Un effectif rondement géré
Enfin, l’autre grande qualité du manager de 43 ans, c’est cette capacité à faire progresser ses joueurs et à intégrer les nouvelles recrues dans son système de jeu. Chaque arrivée est étudiée méthodiquement avec sa direction sportive pour éviter les erreurs de casting. Dans ce cadre, les échecs ont été rares sur le marché des transferts durant son mandat. Au contraire, plusieurs éléments ont passé un cap sous ses ordres avant de rejoindre une grosse cylindrée européenne. C’est le cas par exemple d’Antoine Semenyo, Dominic Solanke, Ilya Zabarnyi, Dean Huijsen, Milos Kerkez, voire à un moindre degré Dango Ouattara. Suite à ces départs, d’autres joueurs ont su s’affirmer et s’imposer comme des cadres, à l’image d’Alex Scott, Marcus Tavernier, Marcos Senesi, Adrien Truffert ou Evanilson. Notons également l’adaptation éclaire du jeune Eli Junior Kroupi, parfaitement géré et intégré par Andoni Iraola.
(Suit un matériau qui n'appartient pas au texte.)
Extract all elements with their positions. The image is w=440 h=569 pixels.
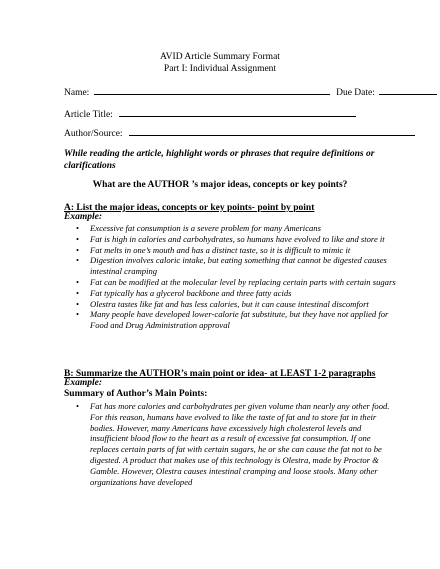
article-title-label: Article Title: [64,110,113,120]
bullet-icon: • [76,233,80,244]
bullet-icon: • [76,276,80,287]
article-title-field[interactable] [119,108,356,117]
list-item: • Fat has more calories and carbohydrates per given volume than nearly any other food. For this reason, humans have evolved to like the taste of fat and to store fat in their bodies. However, many Americans have excessively high cholesterol levels and insufficient blood flow to the heart as a result of excessive fat consumption. If one replaces certain parts of fat with certain sugars, he or she can cause the fat not to be digested. A product that makes use of this technology is Olestra, made by Proctor & Gamble. However, Olestra causes intestinal cramping and loose stools. Many other organizations have developed [76,401,390,487]
bullet-icon: • [76,287,80,298]
list-item: • Fat can be modified at the molecular level by replacing certain parts with certain sugars [76,276,396,287]
list-item: • Fat melts in one’s mouth and has a distinct taste, so it is difficult to mimic it [76,244,351,255]
list-item: • Fat typically has a glycerol backbone and three fatty acids [76,287,292,298]
key-points-question: What are the AUTHOR ’s major ideas, concepts or key points? [92,180,348,190]
list-item: • Olestra tastes like fat and has less calories, but it can cause intestinal discomfort [76,298,369,309]
reading-instruction: While reading the article, highlight words or phrases that require definitions or clarifications [64,149,375,171]
author-source-field[interactable] [129,127,415,136]
section-b-example-label: Example: [64,378,102,388]
list-item: • Excessive fat consumption is a severe problem for many Americans [76,223,321,233]
author-source-label: Author/Source: [64,129,123,139]
section-a-bullet-list [76,223,396,331]
name-label: Name: [64,88,90,98]
section-b-bullet-list [76,401,396,487]
article-title-row [64,108,356,121]
section-a-heading: A: List the major ideas, concepts or key points- point by point [64,203,315,213]
list-item: • Fat is high in calories and carbohydrates, so humans have evolved to like and store it [76,233,385,244]
bullet-icon: • [76,255,80,266]
due-date-label: Due Date: [336,88,375,98]
bullet-icon: • [76,309,80,320]
bullet-icon: • [76,244,80,255]
name-field[interactable] [94,86,330,95]
due-date-field[interactable] [379,86,437,95]
summary-label: Summary of Author’s Main Points: [64,389,208,399]
name-row [64,86,437,99]
section-b-heading: B: Summarize the AUTHOR’s main point or idea- at LEAST 1-2 paragraphs [64,369,376,379]
bullet-icon: • [76,298,80,309]
section-a-example-label: Example: [64,212,102,222]
list-item: • Many people have developed lower-calorie fat substitute, but they have not applied for Food and Drug Administration approval [76,309,389,331]
author-source-row [64,127,415,140]
bullet-icon: • [76,401,80,411]
list-item: • Digestion involves caloric intake, but eating something that cannot be digested causes intestinal cramping [76,255,387,277]
bullet-icon: • [76,223,80,233]
document-subtitle: Part I: Individual Assignment [163,64,277,74]
document-title: AVID Article Summary Format [160,52,280,62]
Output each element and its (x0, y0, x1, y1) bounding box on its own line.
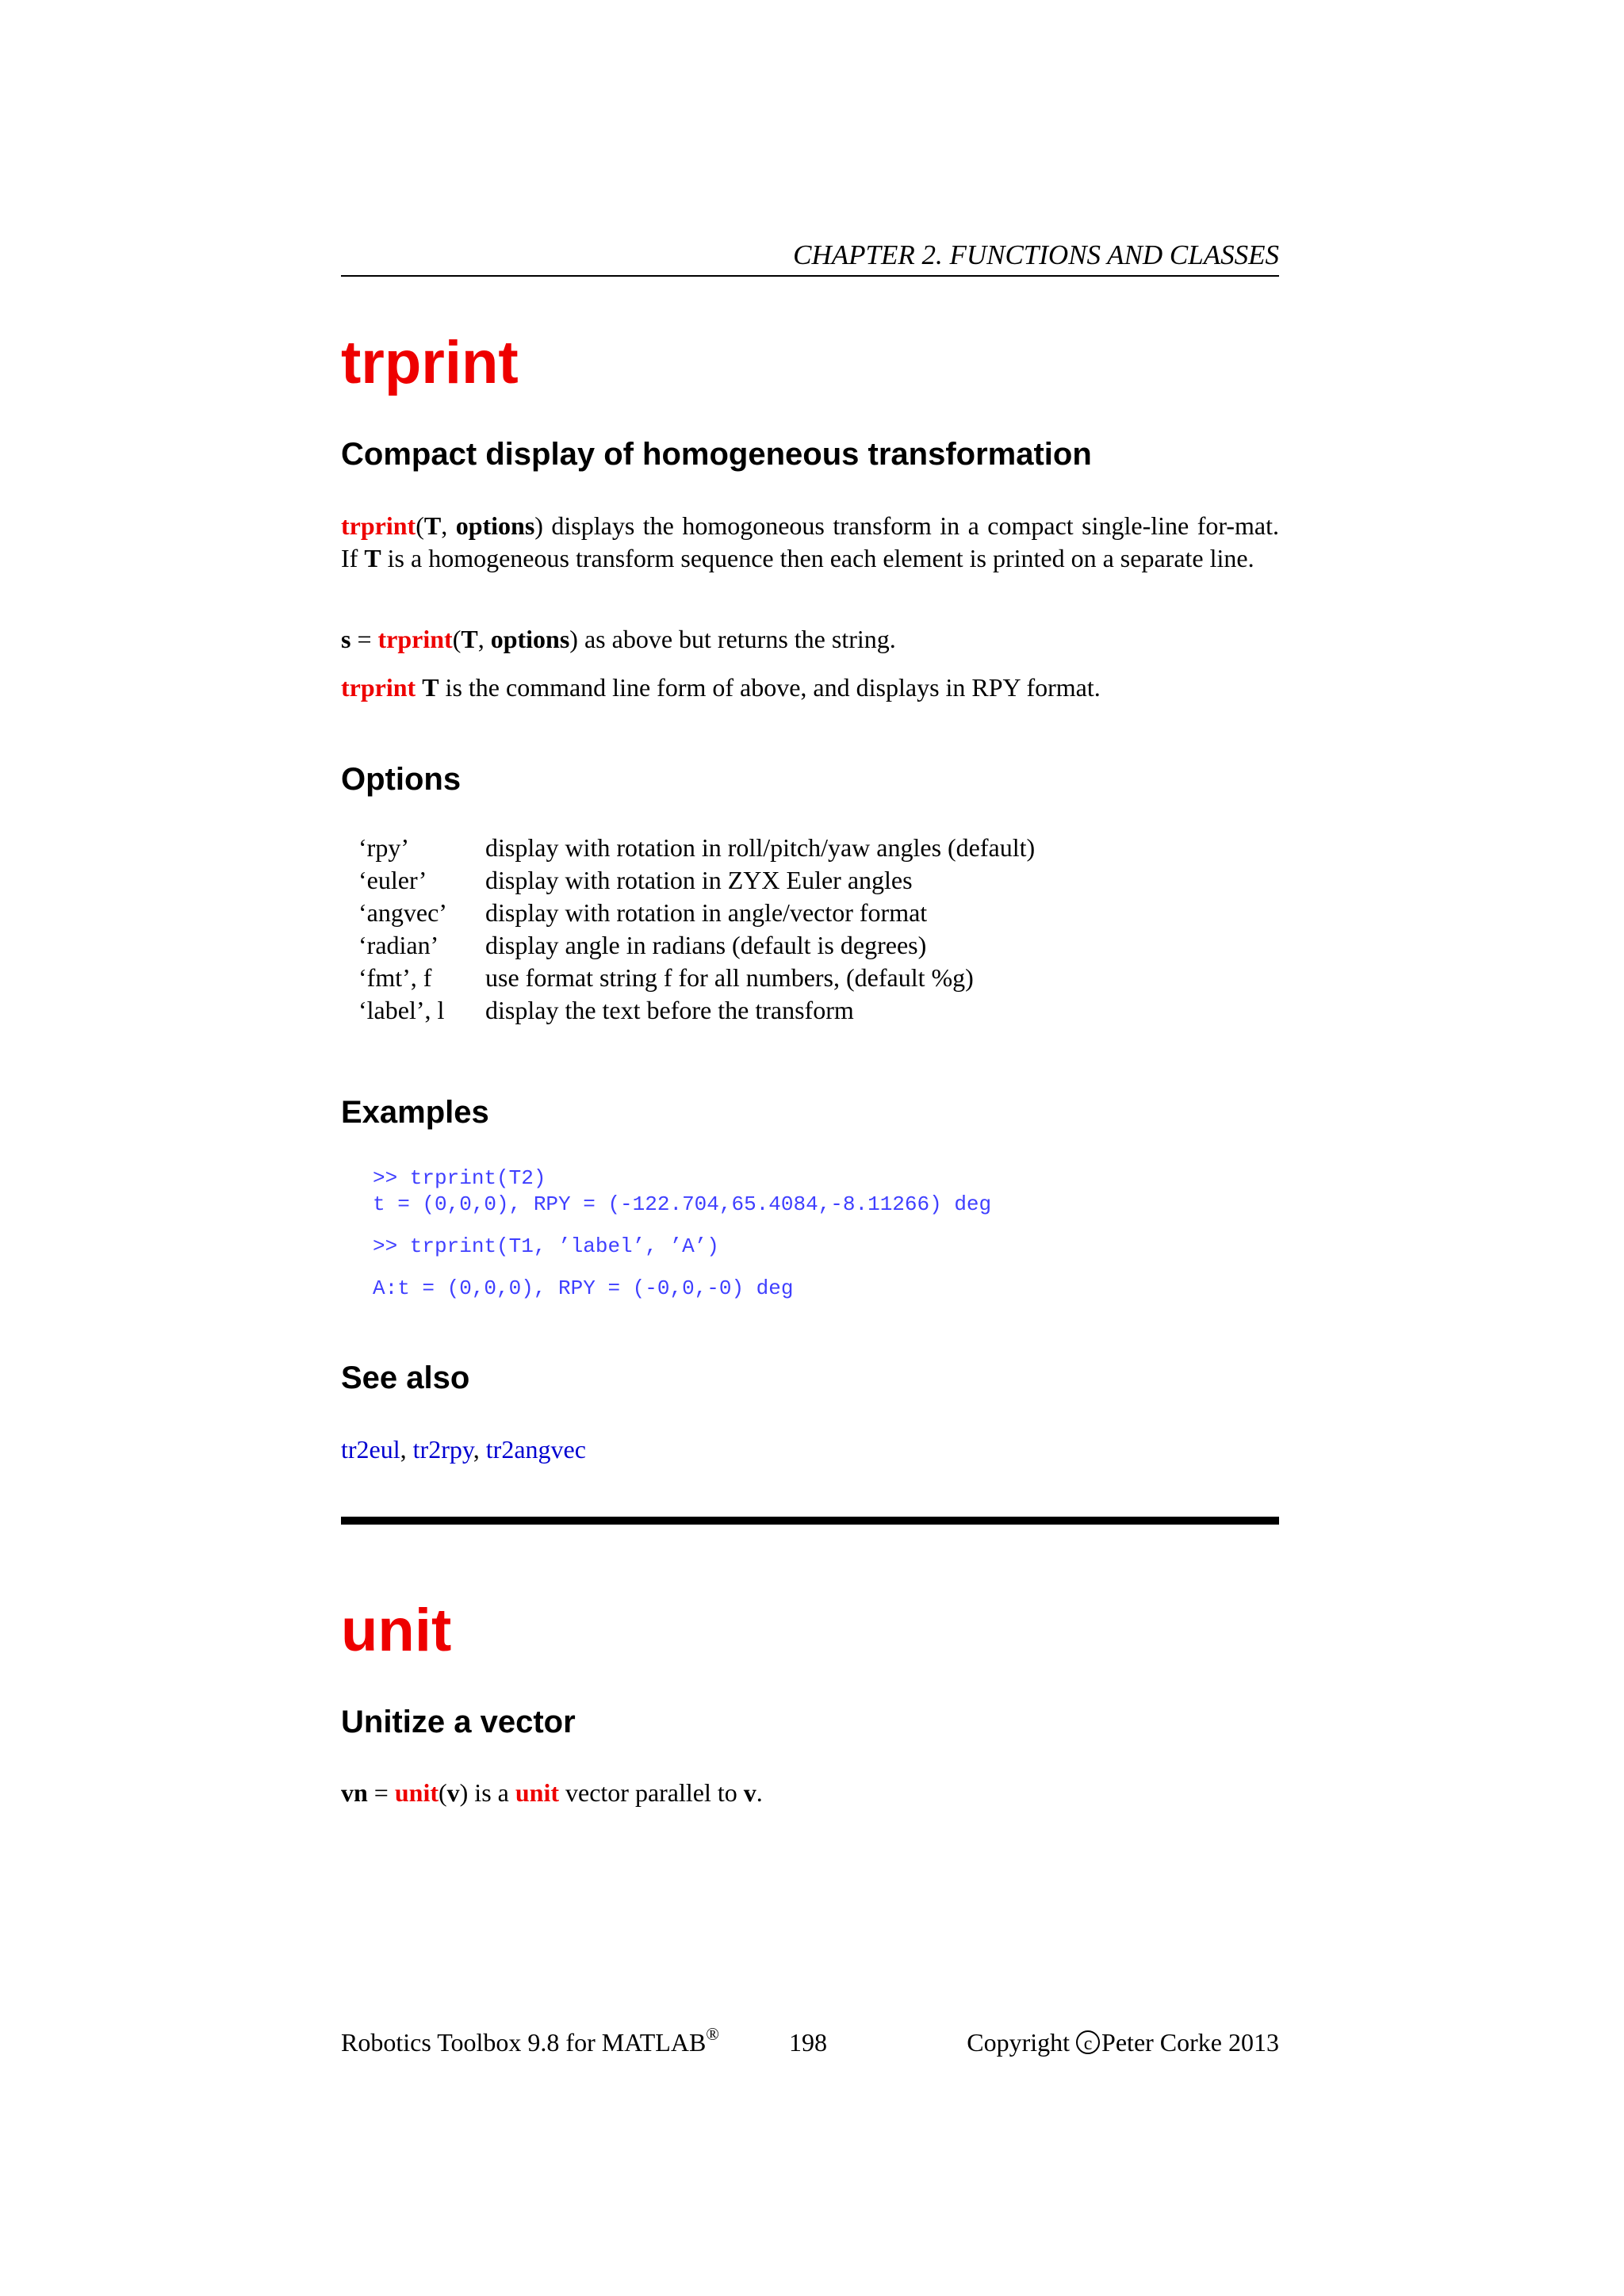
unit-description (341, 1777, 1279, 1809)
separator: , (473, 1435, 486, 1464)
trprint-subtitle: Compact display of homogeneous transformation (341, 437, 1092, 472)
copyright-text: Peter Corke 2013 (1101, 2028, 1279, 2057)
page-footer (341, 2023, 1279, 2061)
paren: ( (452, 625, 462, 653)
arg-T: T (364, 544, 381, 572)
period: . (756, 1778, 763, 1807)
arg-v: v (743, 1778, 756, 1807)
equals: = (350, 625, 378, 653)
paren: ( (438, 1778, 447, 1807)
option-key: ‘angvec’ (358, 898, 447, 927)
link-tr2angvec[interactable]: tr2angvec (485, 1435, 586, 1464)
trprint-description (341, 510, 1279, 575)
link-tr2eul[interactable]: tr2eul (341, 1435, 400, 1464)
option-row (358, 864, 1035, 897)
section-divider (341, 1517, 1279, 1525)
option-desc: display angle in radians (default is degrees) (485, 931, 927, 959)
header-rule (341, 275, 1279, 277)
copyright-icon: c (1076, 2030, 1100, 2054)
paren: ( (416, 511, 424, 540)
footer-copyright (967, 2023, 1279, 2061)
see-also-heading: See also (341, 1360, 470, 1395)
copyright-prefix: Copyright (967, 2028, 1077, 2057)
fn-name: unit (394, 1778, 439, 1807)
option-row (358, 929, 1035, 962)
fn-name: trprint (341, 673, 416, 702)
description-text: ) is a (459, 1778, 515, 1807)
footer-title-text: Robotics Toolbox 9.8 for MATLAB (341, 2028, 707, 2057)
separator: , (400, 1435, 413, 1464)
footer-title (341, 2023, 719, 2061)
trprint-command-description (341, 672, 1279, 704)
arg-v: v (446, 1778, 460, 1807)
option-row (358, 962, 1035, 994)
separator: , (477, 625, 491, 653)
option-desc: display with rotation in angle/vector format (485, 898, 928, 927)
running-head: CHAPTER 2. FUNCTIONS AND CLASSES (793, 239, 1279, 270)
return-var: s (341, 625, 351, 653)
option-desc: display the text before the transform (485, 996, 854, 1024)
unit-subtitle: Unitize a vector (341, 1705, 576, 1739)
arg-options: options (455, 511, 535, 540)
code-line: A:t = (0,0,0), RPY = (-0,0,-0) deg (373, 1276, 794, 1300)
trprint-title: trprint (341, 329, 519, 396)
arg-T: T (422, 673, 439, 702)
see-also-links (341, 1433, 586, 1466)
equals: = (367, 1778, 395, 1807)
option-row (358, 832, 1035, 864)
description-text: vector parallel to (558, 1778, 744, 1807)
unit-title: unit (341, 1597, 452, 1664)
options-heading: Options (341, 762, 462, 797)
examples-heading: Examples (341, 1095, 489, 1130)
option-desc: use format string f for all numbers, (default %g) (485, 963, 974, 992)
option-key: ‘radian’ (358, 931, 439, 959)
description-text: ) displays the homogoneous transform in a compact single-line for-mat. If (341, 511, 1280, 572)
fn-name: unit (515, 1778, 559, 1807)
option-key: ‘rpy’ (358, 833, 409, 862)
option-row (358, 994, 1035, 1027)
option-key: ‘label’, l (358, 996, 445, 1024)
link-tr2rpy[interactable]: tr2rpy (412, 1435, 473, 1464)
option-row (358, 897, 1035, 929)
fn-name: trprint (377, 625, 453, 653)
fn-name: trprint (341, 511, 416, 540)
options-table (358, 832, 1035, 1027)
trprint-return-description (341, 623, 1279, 656)
description-text: ) as above but returns the string. (569, 625, 896, 653)
page-number: 198 (789, 2028, 827, 2057)
arg-options: options (490, 625, 570, 653)
option-desc: display with rotation in ZYX Euler angles (485, 866, 913, 894)
arg-T: T (423, 511, 442, 540)
separator: , (441, 511, 456, 540)
option-key: ‘euler’ (358, 866, 427, 894)
option-key: ‘fmt’, f (358, 963, 432, 992)
description-text: is the command line form of above, and displays in RPY format. (439, 673, 1101, 702)
description-text: is a homogeneous transform sequence then each element is printed on a separate line. (381, 544, 1254, 572)
option-desc: display with rotation in roll/pitch/yaw angles (default) (485, 833, 1036, 862)
code-line: t = (0,0,0), RPY = (-122.704,65.4084,-8.11266) deg (373, 1192, 992, 1216)
registered-mark: ® (706, 2024, 719, 2044)
arg-T: T (461, 625, 478, 653)
return-var: vn (341, 1778, 368, 1807)
code-line: >> trprint(T1, ’label’, ’A’) (373, 1234, 719, 1258)
code-line: >> trprint(T2) (373, 1166, 546, 1190)
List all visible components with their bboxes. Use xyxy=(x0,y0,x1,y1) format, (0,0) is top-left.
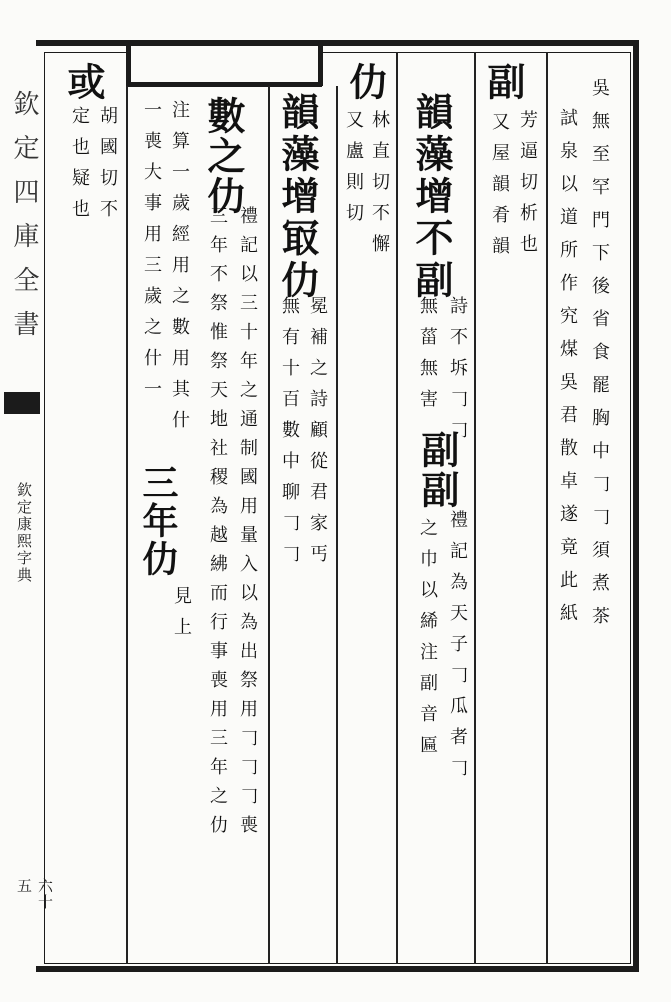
citation-text: 禮記以三十年之通制國用量入以為出祭用𠃌𠃌𠃌喪 xyxy=(237,206,258,844)
inner-frame xyxy=(44,52,631,964)
column-rule xyxy=(396,52,398,964)
entry-gloss: 定也疑也 xyxy=(69,106,90,230)
subheading: 三年仂 xyxy=(137,464,179,578)
text-column-1: 吳無至罕門下後省食罷胸中𠃌𠃌須煮茶 xyxy=(589,78,610,639)
section-heading: 副副 xyxy=(415,430,460,510)
entry-gloss: 又屋韻肴韻 xyxy=(489,112,510,267)
citation-text: 禮記為天子𠃌瓜者𠃌 xyxy=(447,510,468,789)
frame-notch-left xyxy=(126,46,131,86)
column-rule xyxy=(268,86,270,964)
frame-notch-bar xyxy=(126,82,322,87)
spine-label-block xyxy=(4,392,40,414)
frame-notch-right xyxy=(318,46,323,86)
entry-headword: 或 xyxy=(61,62,106,102)
spine-title: 欽定四庫全書 xyxy=(9,90,39,354)
column-rule xyxy=(126,86,128,964)
text-column-2: 試泉以道所作究煤吳君散卓遂竟此紙 xyxy=(557,108,578,636)
citation-text: 詩不坼𠃌𠃌 xyxy=(447,296,468,451)
column-rule xyxy=(474,52,476,964)
entry-gloss: 胡國切不 xyxy=(97,106,118,230)
entry-headword: 副 xyxy=(481,62,526,102)
citation-text: 之巾以絺注副音匾 xyxy=(417,518,438,766)
citation-text: 三年不祭惟祭天地社稷為越紼而行事喪用三年之仂 xyxy=(207,206,228,844)
column-rule xyxy=(336,86,338,964)
page-number: 六十五 xyxy=(15,878,54,910)
citation-text: 一喪大事用三歲之什一 xyxy=(141,100,162,410)
section-heading: 數之仂 xyxy=(201,96,246,216)
section-heading: 韻藻增冣仂 xyxy=(275,92,320,302)
cross-reference: 見上 xyxy=(171,586,192,648)
citation-text: 無有十百數中聊𠃌𠃌 xyxy=(279,296,300,575)
entry-gloss: 又盧則切 xyxy=(343,110,364,234)
column-rule xyxy=(546,52,548,964)
spine-book-title: 欽定康熙字典 xyxy=(15,482,33,584)
entry-gloss: 林直切不懈 xyxy=(369,110,390,265)
entry-headword: 仂 xyxy=(343,62,388,102)
entry-gloss: 芳逼切析也 xyxy=(517,110,538,265)
citation-text: 注算一歲經用之數用其什 xyxy=(169,100,190,441)
citation-text: 冕補之詩顧從君家丐 xyxy=(307,296,328,575)
section-heading: 韻藻增不副 xyxy=(409,92,454,302)
book-spine xyxy=(0,90,54,910)
citation-text: 無菑無害 xyxy=(417,296,438,420)
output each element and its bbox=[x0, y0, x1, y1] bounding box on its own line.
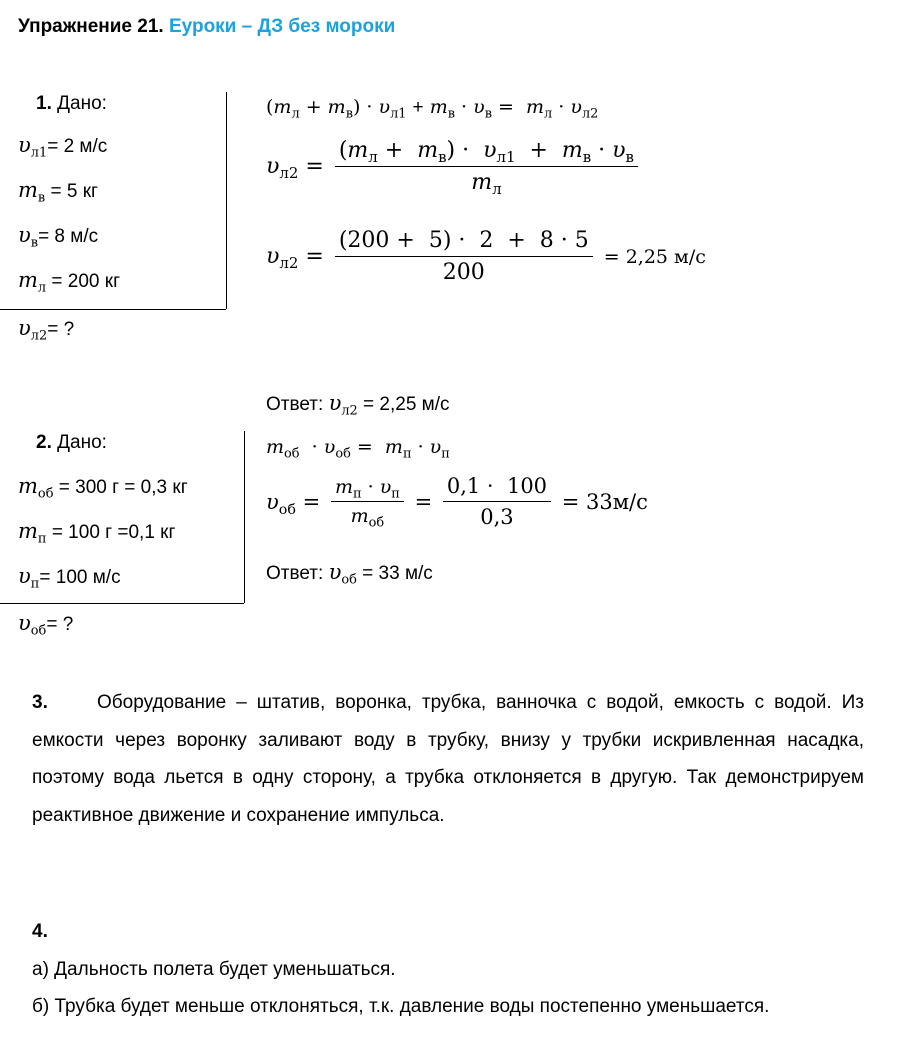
given-divider bbox=[0, 309, 226, 310]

Finir sur une bonne note ?
Bref, c’est une lapalissade de dire que l’Espagnol va terriblement manquer à Bournemouth la saison prochaine. « Andoni a joué un rôle déterminant dans l’orientation du club au cours des trois dernières saisons. Il a insufflé intensité, innovation et une philosophie claire, qui ont permis à Bournemouth de progresser tant sur le terrain qu’en dehors » témoigne Bill Foley, président de l’AFCB. La stabilité qu’il a apportée va permettre au club d’enchaîner en août prochain une cinquième saison consécutive en Premier League pour la deuxième fois seulement de son histoire. Mieux, en cas de fin d’exercice abouti, Andoni Iraola pourrait tout simplement quitter le Vitality Stadium sur une qualification européenne. Pour rappel, la 7e place de Brentford ne figure que deux points devant. Une chose est sûre, Andoni Iraola est aujourd’hui l’un des managers les plus côtés outre-Manche. Son nom circule déjà pour s’installer sur le banc de l’Athletic Bilbao, du Bayer Leverkusen, de Crystal Palace, voire même de Liverpool. Reste à voir où son avenir s’écrira.